REYEN | Qualitative Study Reveals ChatGPT Up, Critical Thinking Down

Reading time: about 7 minutes

On Thursday, OpenAI announced that ChatGPT Plus would become free for college students until the end of May. With this subscription, users will have access to GPT-4o, image generation, advanced voice mode and other research tools.

I’ve long suspected that the unparalleled degree of information access granted to us by the internet — and now, artificial intelligence — comes with a loss of internal memory function. 

A 2019 study not only suggests this concern, but supports it, finding that the internet’s constant “distractions” and ability to “offload” mental tasks hinder the development of higher-level critical thinking during key stages of brain growth in children and adolescents. 

At Cornell, it’s safe to say that I’ve seen the effects firsthand. Recently, I asked the Cornell Sidechat community how often they use ChatGPT to complete assignments. Out of 324 respondents, 43% responded “most of the time”. Is this a function of overworking students, or of a tendency towards convenience?

Another 22% responded “when I don’t know how to do the work”. In other words, Chat is serving as a substitute for learning itself.

Forbes reports that an estimated 1 in 3 Americans between the ages of 18 and 24 use the platform. 

While undeniably convenient, I have to wonder if this ready-access second brain is quietly dulling our own. While getting my laptop fixed last week, the employee on hand consulted GPT to answer my questions about my computer’s lifespan. And when assisting a group of colleagues with printer issues, I peered over their shoulders to see the familiar “What can I help with?” in ChatGPT’s minimalist interface.

Hoping to assess just how pervasive GPT use is on campus, I’ve taken to conversing with my peers. One student I interviewed was working on an essay for which her professor permitted ChatGPT use.

“It will only hurt me if I use it,” the student said: the assignment was to create work samples for job applications.

She initially asks ChatGPT to generate an essay using the prompt and her notes, then refines awkwardly-worded sections herself before prompting GPT to improve the essay once more.

Collaborative? Or outsourcing?

GPT may seem like the busy student’s solution to managing heavy course loads, job applications, and club activities. But what writing skills will we have left if the tool becomes the first — and final — draft? Using GPT as a crutch removes the process of forming connections and patterns while writing, minimizing the ability to learn from writing feedback and academic improvement. 

Another student uses ChatGPT to turn class notes and an essay prompt into an outline, which she later develops into a cohesive paper. (And, she informed me, the key to job application efficiency is perfecting the slight tweak of an A.I.-prepared cover letter.) 

Working to fine-tune the assignment, she wondered out loud: “How do I get ChatGPT to make this essay better without shortening it?”

“Did you run that through an A.I. detector?” another student added, peering over her shoulder.  

But perhaps there’s no need. 

Professors are attempting to adapt, with GPT citation clauses included in each syllabus after the standard academic integrity boilerplate. 

Yet, the prevalence of use and lack of corresponding Academic Integrity hearings demonstrates that the current state of A.I., compounded with the savvy of students, is evading any safeguards professors may have in place.

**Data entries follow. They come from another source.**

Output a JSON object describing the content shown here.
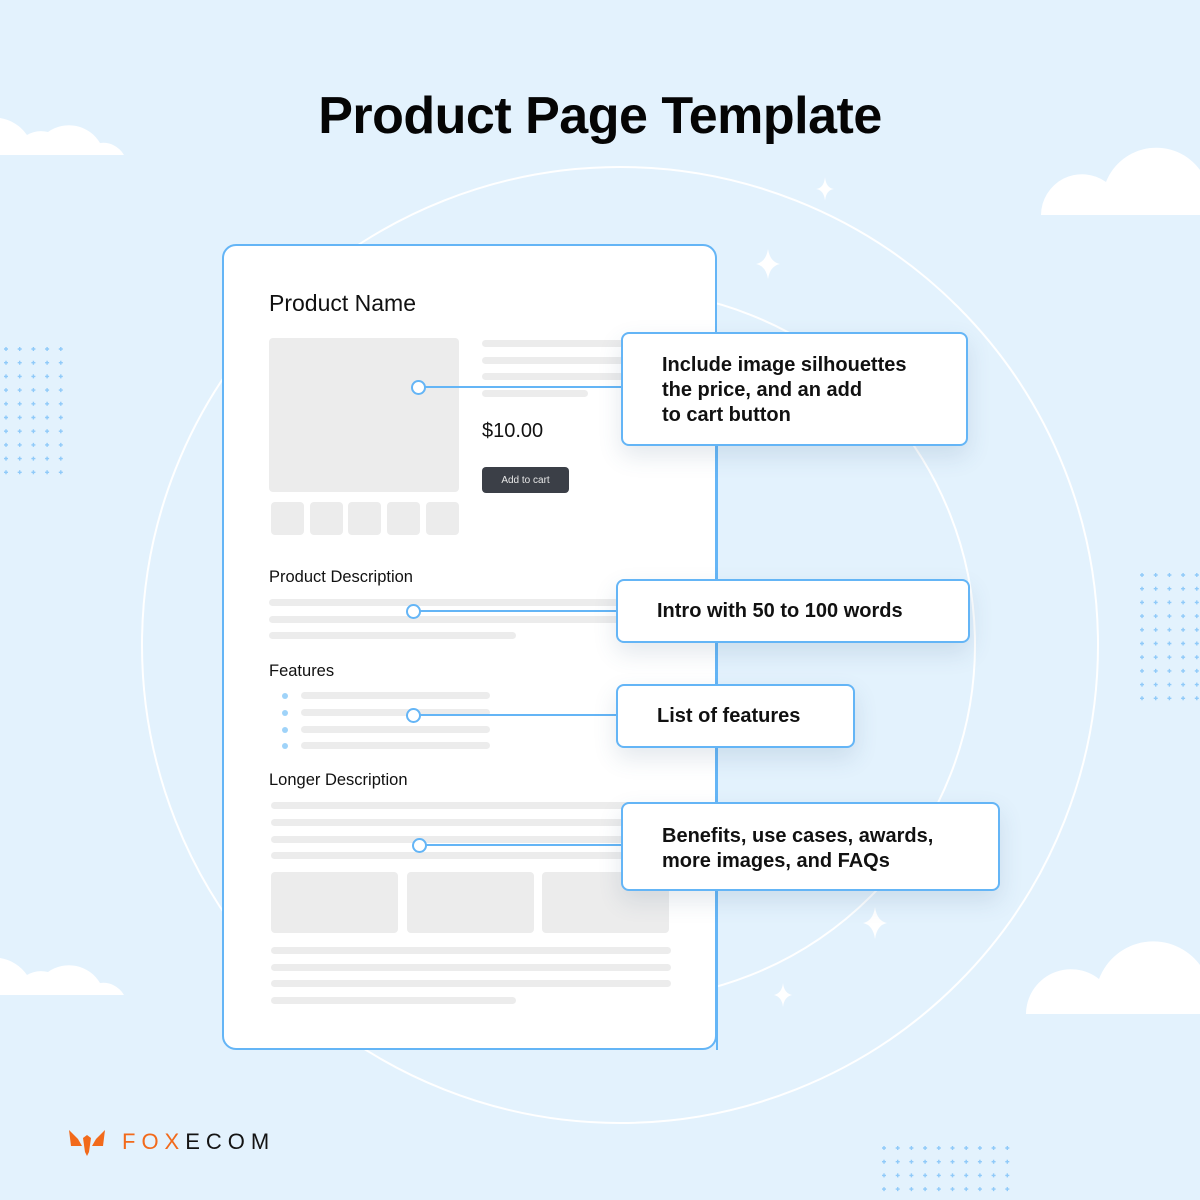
{
  "title": "Product Page Template",
  "colors": {
    "background": "#e3f2fd",
    "accent": "#64b5f6",
    "skeleton": "#ececec",
    "button": "#3b3f47",
    "brand_orange": "#f26a1b"
  },
  "mockup": {
    "product_name": "Product Name",
    "price": "$10.00",
    "add_to_cart_label": "Add to cart",
    "thumbnail_count": 5,
    "sections": {
      "description": "Product Description",
      "features": "Features",
      "longer_description": "Longer Description"
    },
    "feature_bullet_count": 4,
    "gallery_image_count": 3
  },
  "callouts": [
    {
      "lines": [
        "Include image silhouettes",
        "the price, and an add",
        "to cart button"
      ]
    },
    {
      "lines": [
        "Intro with 50 to 100 words"
      ]
    },
    {
      "lines": [
        "List of features"
      ]
    },
    {
      "lines": [
        "Benefits, use cases, awards,",
        "more images, and FAQs"
      ]
    }
  ],
  "brand": {
    "part1": "FOX",
    "part2": "ECOM",
    "logo_icon": "fox-head-icon"
  },
  "decorations": {
    "clouds": 4,
    "sparkles": 4,
    "dot_grids": 3
  }
}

For teaching academics, it surely must be frustrating to assume the role of anti-plagiarism enforcer. 

One grad TA said he runs every student writing assignment through an A.I. detector. Still, even when seemingly obvious that a student has used A.I. for a writing assignment, unless hallucinated citations are present, he feels there’s no concrete evidence that can be used as proof of cheating before an academic integrity hearing board. 

(I’m saddened that my favorite punctuator — the emdash — is now apparently considered a sign of A.I. writing. Will an A.I. detector will flag my work too?)

My friends and I have noticed the introduction of annotated reading assignments on Hypothesis and marked-up close readings for essay assignments, possibly an effort to mandate “showing your work” in Humanities courses. 

As an English major, I’m attuned to just how much of our learning comes from writing: not just expressing ideas but arriving at them as well. (For the record, I have yet to be impressed by ChatGPT’s attempts to stand in for quality, human-authored prose.) 

I acquiesce that students must adapt to the changing times, that a Luddite mindset will only leave us behind in the fluctuating job market. However, I caution the “offloading” of academic tasks at the expense of critical thinking.

I’m not trying to be Holier than Thou by any means. It’s objectively a waste of our tuition dollars to leave behind the soft skills that ChatGPT often steps in for. And we’re not only losing out on skill development; each time A.I. helps with an assignment, we’re teaching GPT how to more effectively replace us. 

The university's shift towards pre-professionalism (consulting, tech, etc.) may be accelerating this decline. As we train students for jobs, GPT becomes less of a shortcut and more a symbol of a trend away from thinking for thinking’s sake. I worry that higher education’s chief objective will become churning out corporate robots.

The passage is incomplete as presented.